Methods: The study was performed in vitro in human peripheral blood mononuclear cells (PBMCs). The PBMCs from healthy donor volunteers were treated with gRNA for 24 h, and the levels of type I IFNs in culture supernatants were measured by a multiplex enzyme-linked immunosorbent chemiluminescent assay. Prior to the analysis in PBMCs, the physicochemical parameters and functionality of all nucleic acid constructs were confirmed by electrospray-ionization mass spectrometry and CRISPR/Cas9 gene editing assessment in HEK293-Cas9 cells, respectively.

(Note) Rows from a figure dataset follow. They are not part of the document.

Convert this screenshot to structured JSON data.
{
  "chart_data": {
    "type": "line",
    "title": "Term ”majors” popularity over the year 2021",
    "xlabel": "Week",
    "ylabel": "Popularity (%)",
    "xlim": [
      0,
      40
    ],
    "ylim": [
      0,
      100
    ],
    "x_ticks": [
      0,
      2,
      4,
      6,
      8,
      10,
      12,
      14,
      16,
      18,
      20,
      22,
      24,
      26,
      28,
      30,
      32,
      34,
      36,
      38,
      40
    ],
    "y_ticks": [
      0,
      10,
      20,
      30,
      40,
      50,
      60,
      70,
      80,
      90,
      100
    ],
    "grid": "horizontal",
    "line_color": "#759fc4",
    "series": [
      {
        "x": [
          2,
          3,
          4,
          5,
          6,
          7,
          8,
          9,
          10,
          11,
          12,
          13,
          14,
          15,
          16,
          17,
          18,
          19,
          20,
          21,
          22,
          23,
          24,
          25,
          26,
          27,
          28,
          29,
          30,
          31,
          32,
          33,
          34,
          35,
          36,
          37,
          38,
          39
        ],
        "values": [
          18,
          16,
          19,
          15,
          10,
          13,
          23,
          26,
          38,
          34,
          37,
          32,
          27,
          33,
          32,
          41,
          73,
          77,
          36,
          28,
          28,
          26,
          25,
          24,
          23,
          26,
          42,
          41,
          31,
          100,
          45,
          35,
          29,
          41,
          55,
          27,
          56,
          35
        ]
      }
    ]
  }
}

Results: We found that unmodified synthetic CRISPR gRNAs triggered a strong IFN response in PBMC cultures in vitro that could be prevented with chemical modification. Likewise, in vitro–transcribed single-guide RNAs (sgRNAs) also triggered a strong IFN response that could only be partially suppressed by phosphatase removal of the 5’-triphosphate group. However, the process by which the gRNA is prepared (i.e., chemically synthesized as a two-part crRNA:tracrRNA complex or in vitro–transcribed as an sgRNA) does not directly influence the immune response to an unmodified gRNA. When experiments were performed in the HEK293 cells, only in vitro–transcribed sgRNA containing 5’-triphosphate induced IFN secretion.
Conclusion: The results of our structure–activity relationship study, therefore, suggest that chemical modifications commonly used to reduce the immunostimulation of traditional RNA therapeutics can also be used as effective tools to eliminate undesirable IFN responses to gRNAs.